Ariha represents a mid-point between Aleppo and the Mediterranean, on the one hand, and between Idlib and Ma’arrat al-Nu’man, on the other. In addition, the road leading to it from Jisr al-Shughur hems in all the towns and villages of Jabal al-Zawiya, which is one reason so many of their residents fled, fearing besiegement.
The military situation today
Ariha today contains local fighters from the town itself as well as the surrounding villages. Those with whom Al-Jumhuriya spoke said they first moved their families to safe locations and then returned to defend the area. They were reluctant to divulge details about their preparations, saying only that they would do what they could to keep the town out of the regime’s hands.

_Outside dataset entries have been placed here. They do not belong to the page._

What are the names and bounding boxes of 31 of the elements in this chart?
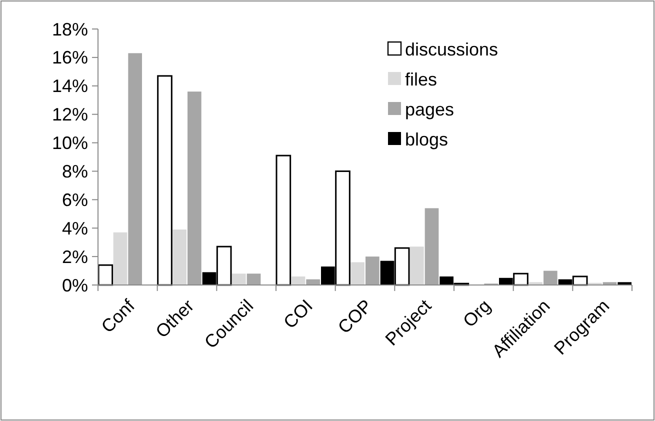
bar <box>424 208 439 285</box>
bar <box>128 53 142 285</box>
x-tick-label: Org <box>459 296 494 332</box>
legend-label: blogs <box>405 129 448 150</box>
bar <box>350 262 364 285</box>
y-tick-label: 12% <box>52 104 88 125</box>
bar <box>157 75 172 286</box>
bar <box>188 92 202 285</box>
legend-label: discussions <box>405 39 498 60</box>
bar <box>410 246 424 285</box>
y-tick-label: 8% <box>62 162 88 182</box>
y-tick-label: 18% <box>52 19 88 40</box>
y-tick-label: 0% <box>62 275 88 296</box>
bar <box>172 230 186 285</box>
bar <box>232 274 246 285</box>
y-tick-label: 10% <box>52 133 88 154</box>
y-tick-label: 4% <box>62 218 88 238</box>
y-tick-label: 16% <box>52 48 88 68</box>
y-tick-label: 14% <box>52 76 88 96</box>
y-tick-label: 2% <box>62 246 88 267</box>
bar <box>366 256 380 285</box>
bar <box>98 264 114 286</box>
bar <box>544 270 558 285</box>
y-tick-label: 6% <box>62 190 88 210</box>
bar <box>291 276 306 285</box>
bar <box>113 232 128 285</box>
legend-label: pages <box>405 99 454 120</box>
legend-label: files <box>405 69 438 90</box>
bar <box>246 274 261 285</box>
bar <box>276 154 292 286</box>
x-tick-label: COI <box>280 296 316 332</box>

Al-Attar, the engineer and activist, does not downplay the significance of the local resistance, though he recognizes the disparity between the scale of the air and ground bombardment pounding the town and the ability of the lightly-armed locals to combat them. For their part, fighters encountered by Al-Jumhuriya said the regime’s forces were heading for the city of Saraqeb, east of Ariha, and would be concentrating the bulk of their firepower there. The fighters asserted the military map would change in the coming days, since the regime had been sustaining large losses in men and materiel, while new fronts had been opened in the Aleppo countryside as opposition factions mounted counter-attacks.

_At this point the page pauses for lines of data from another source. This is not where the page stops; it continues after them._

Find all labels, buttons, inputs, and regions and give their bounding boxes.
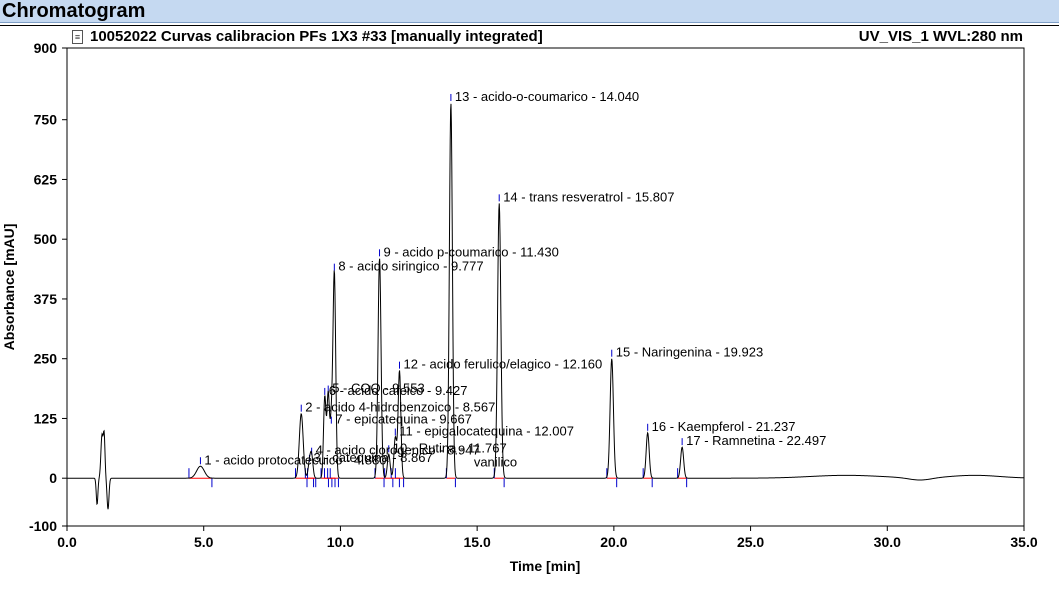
peak-label: 12 - acido ferulico/elagico - 12.160: [403, 357, 602, 372]
peak-label: 6 - acido cafeico - 9.427: [329, 383, 468, 398]
x-tick-label: 20.0: [600, 534, 627, 550]
y-tick-label: 125: [34, 410, 58, 426]
sample-name: 10052022 Curvas calibracion PFs 1X3 #33 …: [90, 28, 543, 45]
y-tick-label: 625: [34, 171, 58, 187]
x-tick-label: 15.0: [464, 534, 491, 550]
x-tick-label: 0.0: [57, 534, 77, 550]
peak-label: 17 - Ramnetina - 22.497: [686, 433, 826, 448]
y-tick-label: 500: [34, 231, 58, 247]
annotation-label: vanilico: [474, 455, 517, 470]
peak-label: 4 - acido clorogenico - 8.947: [316, 443, 480, 458]
x-tick-label: 25.0: [737, 534, 764, 550]
y-tick-label: 375: [34, 291, 58, 307]
y-tick-label: 750: [34, 112, 58, 128]
x-tick-label: 30.0: [874, 534, 901, 550]
peak-label: 2 - acido 4-hidrobenzoico - 8.567: [305, 400, 495, 415]
plot-frame: [66, 47, 1025, 527]
chromatogram-trace: [67, 103, 1025, 510]
peak-label: 1 - acido protocatecuico - 4.880: [204, 452, 386, 467]
peak-label: 13 - acido-o-coumarico - 14.040: [455, 89, 639, 104]
window-title: Chromatogram: [2, 0, 146, 22]
y-tick-label: 250: [34, 351, 58, 367]
peak-label: 15 - Naringenina - 19.923: [616, 345, 763, 360]
peak-label: 14 - trans resveratrol - 15.807: [503, 189, 674, 204]
peak-labels-group: 1 - acido protocatecuico - 4.880 2 - acid…: [204, 89, 826, 470]
peak-label: 8 - acido siringico - 9.777: [338, 259, 483, 274]
axes-group: 0.0 5.0 10.0 15.0 20.0 25.0 30.0 35.0 -100 0 125 25…: [29, 40, 1038, 550]
peak-label: 5 - COQ - 9.553: [332, 381, 424, 396]
header-divider: [0, 25, 1059, 26]
y-tick-label: -100: [29, 518, 57, 534]
peak-label: 3 - catequina - 8.867: [313, 450, 432, 465]
y-axis-title: Absorbance [mAU]: [1, 224, 17, 351]
channel-label: UV_VIS_1 WVL:280 nm: [858, 28, 1023, 45]
y-tick-label: 0: [49, 470, 57, 486]
y-tick-label: 900: [34, 40, 58, 56]
peak-label: 9 - acido p-coumarico - 11.430: [384, 244, 559, 259]
x-tick-label: 5.0: [194, 534, 214, 550]
peak-label: 10 - Rutina - 11.767: [393, 440, 507, 455]
document-icon: ≡: [72, 30, 83, 44]
x-tick-label: 35.0: [1010, 534, 1037, 550]
peak-label: 11 - epigalocatequina - 12.007: [399, 424, 574, 439]
peak-label: 7 - epicatequina - 9.667: [335, 412, 472, 427]
x-tick-label: 10.0: [327, 534, 354, 550]
window-title-bar: Chromatogram: [0, 0, 1059, 23]
x-axis-title: Time [min]: [510, 558, 581, 574]
peak-label: 16 - Kaempferol - 21.237: [652, 419, 796, 434]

Subhi al-Khalid, a local activist from Jabal al-Zawiya, tells Al-Jumhuriya that regional and international factors may prevent the regime from succeeding in its ambition to control all of the M4 and M5 highways in their entirety; an aim that, if accomplished, would inevitably mean the capture of Ariha. By way of evidence, al-Khalid points to an intensifying dispute between Russia and Turkey, made manifest in Turkey’s deployment of five observation posts around Saraqeb. One such post has faced direct fire from Assad regime forces, killing Turkish troops in the process, and prompting a wide-ranging response from the Turkish army against regime positions. These developments, al-Khalid argues, indicate Turkey aims to prevent the regime from taking the highways in full.
The Ariha of memory
Since antiquity, Ariha has been bound to the city of Aleppo. In his 13th-century Encyclopedia of Countries, the geographer Yaqut al-Hamawi described it as “a small town on the outskirts of Aleppo; the most verdant and luscious on God’s earth; endowed with green fields, trees, and rivers.” Indeed, as well its famous sweets, Ariha is also renowned for cherry trees. It was a breathing space for the surrounding region’s residents, especially Aleppans, with its touristic sites and ancient archaeological monuments. As for its name itself—which it shares with the biblical Jericho—it is thought to hail from Aramaic roots, meaning “the sweet fragrance of flowers.”